Note that this a layout trick and not an algorithmic one. An algorithmic speed up that is good for dense convolutions with small kernels is to use Winograd: https://arxiv.org/abs/1509.09308
For large kernels, implementing an FFT tends to help.
Also worth keeping in mind that many modern networks use depthwise separable convolutions, which are channel wise convolutions (skipping a reduction over the channels, which is a memory bound operation) followed by 1x1 convolutions (which are exactly matrix multiplications with no im2col step).
It's not clear to me, from experience with generic kernels for GEMM, that you should second-guess the compiler (GCC, specifically) by hand-unrolling and attempting to hand-vetorize, unless you think its cost model is wrong. (Recent GCC does unroll-and-jam with -O3, and there is a pragma for unrolling.) Unrolling for vectorization may or may not be profitable in a particular case, depending on the SIMD length (e.g. -mavx2 v. -mavx512). You can see what GCC is up to with -fopt-info variants.

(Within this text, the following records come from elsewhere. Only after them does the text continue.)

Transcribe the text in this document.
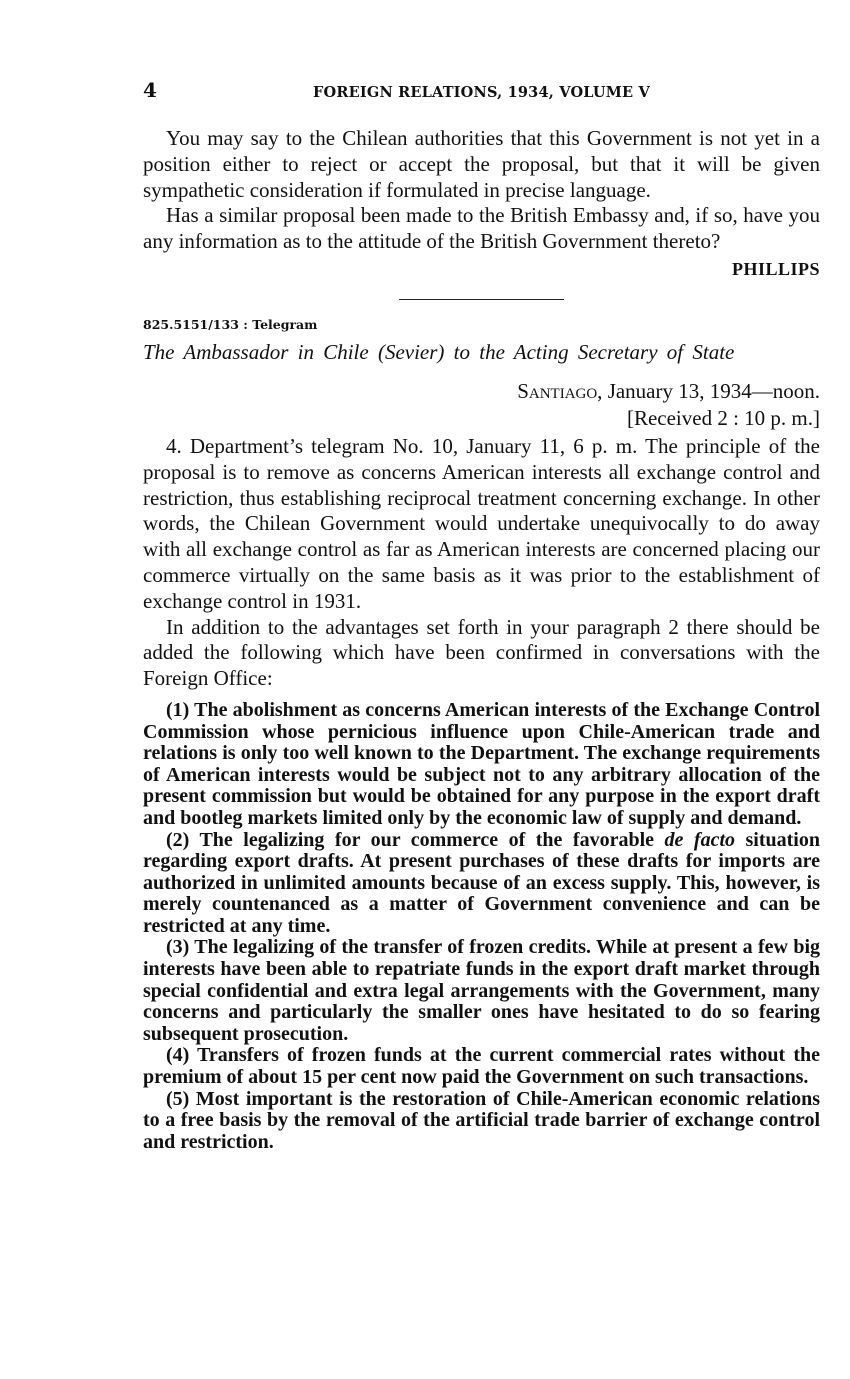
4	FOREIGN RELATIONS, 1934, VOLUME V

You may say to the Chilean authorities that this Government is not yet in a position either to reject or accept the proposal, but that it will be given sympathetic consideration if formulated in precise language.

Has a similar proposal been made to the British Embassy and, if so, have you any information as to the attitude of the British Government thereto?

PHILLIPS
825.5151/133 : Telegram
The Ambassador in Chile (Sevier) to the Acting Secretary of State
Santiago, January 13, 1934—noon.
[Received 2 : 10 p. m.]

4. Department’s telegram No. 10, January 11, 6 p. m. The principle of the proposal is to remove as concerns American interests all exchange control and restriction, thus establishing reciprocal treatment concerning exchange. In other words, the Chilean Government would undertake unequivocally to do away with all exchange control as far as American interests are concerned placing our commerce virtually on the same basis as it was prior to the establishment of exchange control in 1931.

In addition to the advantages set forth in your paragraph 2 there should be added the following which have been confirmed in conversations with the Foreign Office:

(1) The abolishment as concerns American interests of the Exchange Control Commission whose pernicious influence upon Chile-American trade and relations is only too well known to the Department. The exchange requirements of American interests would be subject not to any arbitrary allocation of the present commission but would be obtained for any purpose in the export draft and bootleg markets limited only by the economic law of supply and demand.

(2) The legalizing for our commerce of the favorable de facto situation regarding export drafts. At present purchases of these drafts for imports are authorized in unlimited amounts because of an excess supply. This, however, is merely countenanced as a matter of Government convenience and can be restricted at any time.

(3) The legalizing of the transfer of frozen credits. While at present a few big interests have been able to repatriate funds in the export draft market through special confidential and extra legal arrangements with the Government, many concerns and particularly the smaller ones have hesitated to do so fearing subsequent prosecution.

(4) Transfers of frozen funds at the current commercial rates without the premium of about 15 per cent now paid the Government on such transactions.

(5) Most important is the restoration of Chile-American economic relations to a free basis by the removal of the artificial trade barrier of exchange control and restriction.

The article says you can't explicitly load to cache, but prefetching may be be a significant benefit, as in OpenBLAS and BLIS kernels.
I really enjoy these sort of step-by-step optimization posts with good illustrations. It's not often that I need to do something like this, but I like knowing how it's done if I ever need it.
Also worth keeping in mind that many modern networks use depthwise separable convolutions, which are channel wise convolutions (skipping a reduction over the channels, which is a memory bound operation) followed by 1x1 convolutions (which are exactly matrix multiplications with no im2col step).